The Appellate Court cannot overturn acquittal only on the ground that after re-appreciating evidence, it is of the view that the guilt of the accused was established beyond a reasonable doubt. Only by recording such a conclusion an order of acquittal cannot be reversed unless the Appellate Court also concludes that it was the only possible conclusion. Thus, the Appellate Court must see whether the view taken by the Trial Court while acquitting an accused can be reasonably taken on the basis of the evidence on record. If the view taken by the Trial Court is a possible view, the Appellate Court cannot interfere with the order of acquittal on the ground that another view could have been taken.” 12. There is a very thin but a fine distinction between an appeal against conviction on the one hand and acquittal on the other.
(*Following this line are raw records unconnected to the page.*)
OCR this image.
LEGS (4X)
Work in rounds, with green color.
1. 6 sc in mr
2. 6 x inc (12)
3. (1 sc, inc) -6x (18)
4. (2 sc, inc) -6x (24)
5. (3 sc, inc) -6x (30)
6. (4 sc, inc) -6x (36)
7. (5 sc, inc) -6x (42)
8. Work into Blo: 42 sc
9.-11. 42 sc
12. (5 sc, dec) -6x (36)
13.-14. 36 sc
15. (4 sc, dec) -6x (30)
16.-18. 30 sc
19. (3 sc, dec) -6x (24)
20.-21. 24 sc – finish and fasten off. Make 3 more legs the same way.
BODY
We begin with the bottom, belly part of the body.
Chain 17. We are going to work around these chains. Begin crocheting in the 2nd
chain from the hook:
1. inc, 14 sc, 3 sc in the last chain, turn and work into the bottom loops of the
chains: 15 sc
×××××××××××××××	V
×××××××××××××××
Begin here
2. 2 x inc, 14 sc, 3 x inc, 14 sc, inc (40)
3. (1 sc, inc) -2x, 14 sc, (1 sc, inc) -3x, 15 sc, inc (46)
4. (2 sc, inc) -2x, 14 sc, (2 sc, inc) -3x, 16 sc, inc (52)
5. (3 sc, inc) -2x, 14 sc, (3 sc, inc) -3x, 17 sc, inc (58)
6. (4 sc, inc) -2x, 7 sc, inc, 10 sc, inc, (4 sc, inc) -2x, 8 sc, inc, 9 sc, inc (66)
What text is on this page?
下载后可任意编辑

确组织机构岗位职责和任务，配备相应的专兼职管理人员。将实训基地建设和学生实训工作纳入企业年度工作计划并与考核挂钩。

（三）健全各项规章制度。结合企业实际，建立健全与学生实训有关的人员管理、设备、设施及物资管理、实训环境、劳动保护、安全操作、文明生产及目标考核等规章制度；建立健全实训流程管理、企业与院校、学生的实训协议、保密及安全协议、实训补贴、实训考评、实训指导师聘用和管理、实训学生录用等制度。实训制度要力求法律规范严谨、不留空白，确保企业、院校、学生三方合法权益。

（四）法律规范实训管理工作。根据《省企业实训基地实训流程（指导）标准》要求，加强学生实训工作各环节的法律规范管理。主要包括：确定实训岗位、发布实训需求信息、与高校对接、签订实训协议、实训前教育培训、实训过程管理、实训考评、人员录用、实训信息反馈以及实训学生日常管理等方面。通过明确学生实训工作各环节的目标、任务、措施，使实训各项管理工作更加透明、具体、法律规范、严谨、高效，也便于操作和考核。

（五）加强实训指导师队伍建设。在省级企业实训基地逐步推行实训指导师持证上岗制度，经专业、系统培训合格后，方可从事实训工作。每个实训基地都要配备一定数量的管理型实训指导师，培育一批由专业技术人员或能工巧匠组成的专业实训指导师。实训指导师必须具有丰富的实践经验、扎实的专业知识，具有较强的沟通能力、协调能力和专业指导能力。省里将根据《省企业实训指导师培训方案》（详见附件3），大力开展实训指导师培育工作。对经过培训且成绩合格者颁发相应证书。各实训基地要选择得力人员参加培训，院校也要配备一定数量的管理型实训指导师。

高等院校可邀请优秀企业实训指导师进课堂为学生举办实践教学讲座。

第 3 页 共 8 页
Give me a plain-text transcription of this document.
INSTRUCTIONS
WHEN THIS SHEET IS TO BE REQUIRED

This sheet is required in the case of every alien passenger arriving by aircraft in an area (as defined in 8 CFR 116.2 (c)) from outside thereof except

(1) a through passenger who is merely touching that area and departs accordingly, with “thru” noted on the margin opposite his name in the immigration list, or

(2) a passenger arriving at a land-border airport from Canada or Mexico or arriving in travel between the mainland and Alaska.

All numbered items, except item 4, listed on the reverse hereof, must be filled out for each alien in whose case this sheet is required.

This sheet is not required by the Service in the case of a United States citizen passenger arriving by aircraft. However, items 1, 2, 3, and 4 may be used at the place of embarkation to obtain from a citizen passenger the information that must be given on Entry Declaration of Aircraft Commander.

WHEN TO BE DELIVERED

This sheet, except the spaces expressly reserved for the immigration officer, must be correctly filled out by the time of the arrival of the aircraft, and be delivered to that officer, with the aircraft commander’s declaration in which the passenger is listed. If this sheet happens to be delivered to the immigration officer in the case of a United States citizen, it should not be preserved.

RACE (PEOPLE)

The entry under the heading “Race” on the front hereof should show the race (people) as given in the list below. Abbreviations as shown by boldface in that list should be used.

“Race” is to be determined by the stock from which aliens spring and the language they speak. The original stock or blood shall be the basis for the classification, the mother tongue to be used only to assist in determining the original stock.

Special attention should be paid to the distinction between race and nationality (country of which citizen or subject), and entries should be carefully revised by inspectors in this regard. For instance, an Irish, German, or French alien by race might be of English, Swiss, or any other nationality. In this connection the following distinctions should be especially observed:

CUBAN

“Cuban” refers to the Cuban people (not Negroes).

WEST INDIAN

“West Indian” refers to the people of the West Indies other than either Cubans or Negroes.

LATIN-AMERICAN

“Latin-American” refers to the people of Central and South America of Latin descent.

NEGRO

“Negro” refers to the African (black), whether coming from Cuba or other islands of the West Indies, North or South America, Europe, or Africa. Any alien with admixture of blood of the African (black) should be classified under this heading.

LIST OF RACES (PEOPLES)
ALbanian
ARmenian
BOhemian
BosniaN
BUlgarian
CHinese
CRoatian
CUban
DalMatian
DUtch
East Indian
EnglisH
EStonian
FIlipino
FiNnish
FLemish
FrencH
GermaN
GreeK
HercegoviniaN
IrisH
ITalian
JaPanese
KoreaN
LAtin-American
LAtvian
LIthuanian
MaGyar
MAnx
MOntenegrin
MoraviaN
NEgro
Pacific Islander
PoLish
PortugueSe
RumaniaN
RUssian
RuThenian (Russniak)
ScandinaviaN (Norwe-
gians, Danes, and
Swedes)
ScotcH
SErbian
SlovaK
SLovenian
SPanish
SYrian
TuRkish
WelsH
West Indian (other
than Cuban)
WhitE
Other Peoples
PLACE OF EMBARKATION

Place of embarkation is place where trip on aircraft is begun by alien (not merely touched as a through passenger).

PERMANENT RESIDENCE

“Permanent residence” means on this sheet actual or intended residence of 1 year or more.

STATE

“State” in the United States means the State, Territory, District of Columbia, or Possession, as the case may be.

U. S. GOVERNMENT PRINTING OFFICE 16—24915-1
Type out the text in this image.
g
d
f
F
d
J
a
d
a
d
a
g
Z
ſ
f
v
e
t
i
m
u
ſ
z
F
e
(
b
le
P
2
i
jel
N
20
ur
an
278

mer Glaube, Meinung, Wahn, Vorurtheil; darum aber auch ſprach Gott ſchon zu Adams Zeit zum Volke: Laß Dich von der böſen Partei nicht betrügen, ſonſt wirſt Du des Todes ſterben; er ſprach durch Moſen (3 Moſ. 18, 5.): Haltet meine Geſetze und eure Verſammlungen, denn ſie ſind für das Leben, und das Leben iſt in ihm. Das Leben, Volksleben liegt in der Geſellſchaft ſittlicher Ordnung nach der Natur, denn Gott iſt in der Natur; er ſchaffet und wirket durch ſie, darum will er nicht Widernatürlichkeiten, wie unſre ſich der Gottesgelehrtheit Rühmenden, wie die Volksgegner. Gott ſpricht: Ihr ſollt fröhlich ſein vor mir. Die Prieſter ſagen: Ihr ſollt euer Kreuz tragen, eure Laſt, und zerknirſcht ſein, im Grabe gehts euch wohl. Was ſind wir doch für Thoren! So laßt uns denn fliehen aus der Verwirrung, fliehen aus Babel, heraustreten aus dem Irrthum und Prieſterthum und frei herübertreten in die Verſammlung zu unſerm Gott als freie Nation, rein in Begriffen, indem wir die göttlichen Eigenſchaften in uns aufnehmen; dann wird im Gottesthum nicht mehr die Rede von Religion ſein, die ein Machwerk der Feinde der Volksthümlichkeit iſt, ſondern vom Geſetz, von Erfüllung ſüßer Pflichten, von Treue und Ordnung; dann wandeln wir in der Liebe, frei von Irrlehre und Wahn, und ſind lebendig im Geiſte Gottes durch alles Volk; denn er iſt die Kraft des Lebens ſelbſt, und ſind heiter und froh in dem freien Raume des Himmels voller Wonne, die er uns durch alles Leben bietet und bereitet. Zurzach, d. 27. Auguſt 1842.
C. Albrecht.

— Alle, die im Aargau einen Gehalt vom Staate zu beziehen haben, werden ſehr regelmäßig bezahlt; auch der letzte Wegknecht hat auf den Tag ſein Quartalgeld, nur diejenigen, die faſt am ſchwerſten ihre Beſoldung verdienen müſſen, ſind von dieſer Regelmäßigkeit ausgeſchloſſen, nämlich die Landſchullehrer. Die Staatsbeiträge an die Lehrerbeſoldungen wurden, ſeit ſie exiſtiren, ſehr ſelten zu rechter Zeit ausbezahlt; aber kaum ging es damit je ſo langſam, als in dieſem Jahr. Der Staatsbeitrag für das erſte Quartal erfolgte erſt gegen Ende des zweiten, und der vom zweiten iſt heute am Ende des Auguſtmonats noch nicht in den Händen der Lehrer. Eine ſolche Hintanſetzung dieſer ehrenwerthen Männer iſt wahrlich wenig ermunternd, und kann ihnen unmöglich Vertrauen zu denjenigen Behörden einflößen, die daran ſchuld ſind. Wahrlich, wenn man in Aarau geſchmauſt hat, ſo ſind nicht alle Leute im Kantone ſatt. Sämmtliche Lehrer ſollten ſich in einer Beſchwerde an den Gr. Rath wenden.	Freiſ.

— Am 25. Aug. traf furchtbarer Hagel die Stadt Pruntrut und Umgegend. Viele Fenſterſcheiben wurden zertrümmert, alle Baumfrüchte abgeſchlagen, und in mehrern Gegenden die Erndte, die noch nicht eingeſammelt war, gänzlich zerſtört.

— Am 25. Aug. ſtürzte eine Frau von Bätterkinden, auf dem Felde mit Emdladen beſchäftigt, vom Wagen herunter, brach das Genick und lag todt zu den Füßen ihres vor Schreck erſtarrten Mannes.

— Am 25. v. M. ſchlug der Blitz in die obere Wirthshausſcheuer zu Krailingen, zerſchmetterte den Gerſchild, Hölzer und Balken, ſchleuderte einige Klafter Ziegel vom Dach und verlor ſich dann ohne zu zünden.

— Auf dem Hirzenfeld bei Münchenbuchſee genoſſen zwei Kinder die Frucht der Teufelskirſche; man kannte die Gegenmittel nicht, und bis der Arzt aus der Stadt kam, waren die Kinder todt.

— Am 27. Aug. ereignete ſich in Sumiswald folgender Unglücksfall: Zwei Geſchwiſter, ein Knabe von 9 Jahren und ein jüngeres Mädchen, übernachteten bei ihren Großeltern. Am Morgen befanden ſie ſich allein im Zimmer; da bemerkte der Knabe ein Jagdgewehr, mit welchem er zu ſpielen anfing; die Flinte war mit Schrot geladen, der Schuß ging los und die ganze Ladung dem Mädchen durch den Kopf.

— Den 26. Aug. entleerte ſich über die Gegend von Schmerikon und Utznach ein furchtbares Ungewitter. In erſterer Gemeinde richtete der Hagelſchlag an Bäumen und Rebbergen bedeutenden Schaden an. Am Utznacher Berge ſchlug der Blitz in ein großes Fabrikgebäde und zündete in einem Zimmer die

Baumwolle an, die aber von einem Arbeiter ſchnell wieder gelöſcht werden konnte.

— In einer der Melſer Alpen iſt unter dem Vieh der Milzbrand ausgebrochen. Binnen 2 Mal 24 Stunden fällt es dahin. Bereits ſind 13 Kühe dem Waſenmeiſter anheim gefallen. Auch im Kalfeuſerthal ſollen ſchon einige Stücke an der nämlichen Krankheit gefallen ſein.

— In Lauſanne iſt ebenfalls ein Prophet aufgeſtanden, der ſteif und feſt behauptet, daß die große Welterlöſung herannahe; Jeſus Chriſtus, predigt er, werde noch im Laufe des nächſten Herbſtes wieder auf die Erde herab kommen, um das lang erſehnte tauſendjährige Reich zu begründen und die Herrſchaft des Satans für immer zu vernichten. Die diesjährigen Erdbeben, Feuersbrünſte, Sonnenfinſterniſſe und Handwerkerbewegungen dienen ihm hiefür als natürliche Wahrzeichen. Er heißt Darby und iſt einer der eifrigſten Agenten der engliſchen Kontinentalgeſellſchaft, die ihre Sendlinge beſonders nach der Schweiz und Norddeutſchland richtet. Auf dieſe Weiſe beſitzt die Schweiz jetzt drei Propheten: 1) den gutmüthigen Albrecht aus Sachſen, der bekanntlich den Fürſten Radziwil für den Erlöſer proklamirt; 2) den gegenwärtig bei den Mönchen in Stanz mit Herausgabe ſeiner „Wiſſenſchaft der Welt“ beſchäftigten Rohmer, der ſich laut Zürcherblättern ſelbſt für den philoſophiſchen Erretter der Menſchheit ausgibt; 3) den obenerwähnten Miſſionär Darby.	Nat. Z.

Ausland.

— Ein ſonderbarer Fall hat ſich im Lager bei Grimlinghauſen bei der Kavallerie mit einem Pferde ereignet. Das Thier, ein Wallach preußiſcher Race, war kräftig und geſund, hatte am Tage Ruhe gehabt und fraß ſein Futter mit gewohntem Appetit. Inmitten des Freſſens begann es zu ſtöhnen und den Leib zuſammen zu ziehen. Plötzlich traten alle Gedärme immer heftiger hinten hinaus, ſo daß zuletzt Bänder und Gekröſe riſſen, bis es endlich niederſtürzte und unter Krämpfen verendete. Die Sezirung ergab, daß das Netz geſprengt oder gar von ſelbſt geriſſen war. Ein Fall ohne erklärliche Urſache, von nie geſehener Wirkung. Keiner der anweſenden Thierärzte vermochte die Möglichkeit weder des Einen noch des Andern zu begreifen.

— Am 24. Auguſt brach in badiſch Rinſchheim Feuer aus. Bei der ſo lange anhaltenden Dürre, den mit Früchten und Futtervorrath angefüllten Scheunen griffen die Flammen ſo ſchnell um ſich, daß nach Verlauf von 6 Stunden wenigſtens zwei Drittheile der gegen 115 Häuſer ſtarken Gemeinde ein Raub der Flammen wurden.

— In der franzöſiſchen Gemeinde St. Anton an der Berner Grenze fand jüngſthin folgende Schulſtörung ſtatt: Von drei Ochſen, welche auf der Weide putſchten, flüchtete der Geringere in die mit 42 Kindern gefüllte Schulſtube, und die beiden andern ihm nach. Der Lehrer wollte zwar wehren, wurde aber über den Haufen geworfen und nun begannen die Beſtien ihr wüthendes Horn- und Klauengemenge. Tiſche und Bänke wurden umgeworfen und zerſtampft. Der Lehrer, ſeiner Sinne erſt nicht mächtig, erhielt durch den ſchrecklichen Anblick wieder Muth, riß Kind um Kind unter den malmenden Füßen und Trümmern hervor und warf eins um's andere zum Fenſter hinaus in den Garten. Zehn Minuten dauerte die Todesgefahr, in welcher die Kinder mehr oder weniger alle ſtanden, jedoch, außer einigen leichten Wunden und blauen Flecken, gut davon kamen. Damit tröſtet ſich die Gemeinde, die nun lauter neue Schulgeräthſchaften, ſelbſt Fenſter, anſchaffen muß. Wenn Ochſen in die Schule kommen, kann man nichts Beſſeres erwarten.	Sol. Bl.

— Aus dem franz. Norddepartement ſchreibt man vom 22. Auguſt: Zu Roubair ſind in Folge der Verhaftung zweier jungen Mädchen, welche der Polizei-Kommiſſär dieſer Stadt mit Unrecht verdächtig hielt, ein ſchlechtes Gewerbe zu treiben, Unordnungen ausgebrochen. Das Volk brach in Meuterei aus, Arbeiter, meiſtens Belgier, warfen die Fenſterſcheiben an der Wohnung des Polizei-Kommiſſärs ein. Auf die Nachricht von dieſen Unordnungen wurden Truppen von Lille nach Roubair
The preponderance of judicial opinion is that there is no substantial difference between an appeal against acquittal except that while dealing with an appeal against acquittal the Court keeps in view the position that the presumption of innocence in favour of the accused has been fortified by his acquittal and if the view adopted by the trial Court is a reasonable one and the conclusion reached by it had grounds well set out on the materials on record, the acquittal may not be interfered with. Learned counsel for the appellant has failed to show any error of law or on facts on the basis of which interference can be made by this Court in the judgment under challenge. 13. In the facts and circumstances of the case, the criminal appeal has no substance and the same is hereby dismissed. 14. The record of the trial court be sent back forthwith.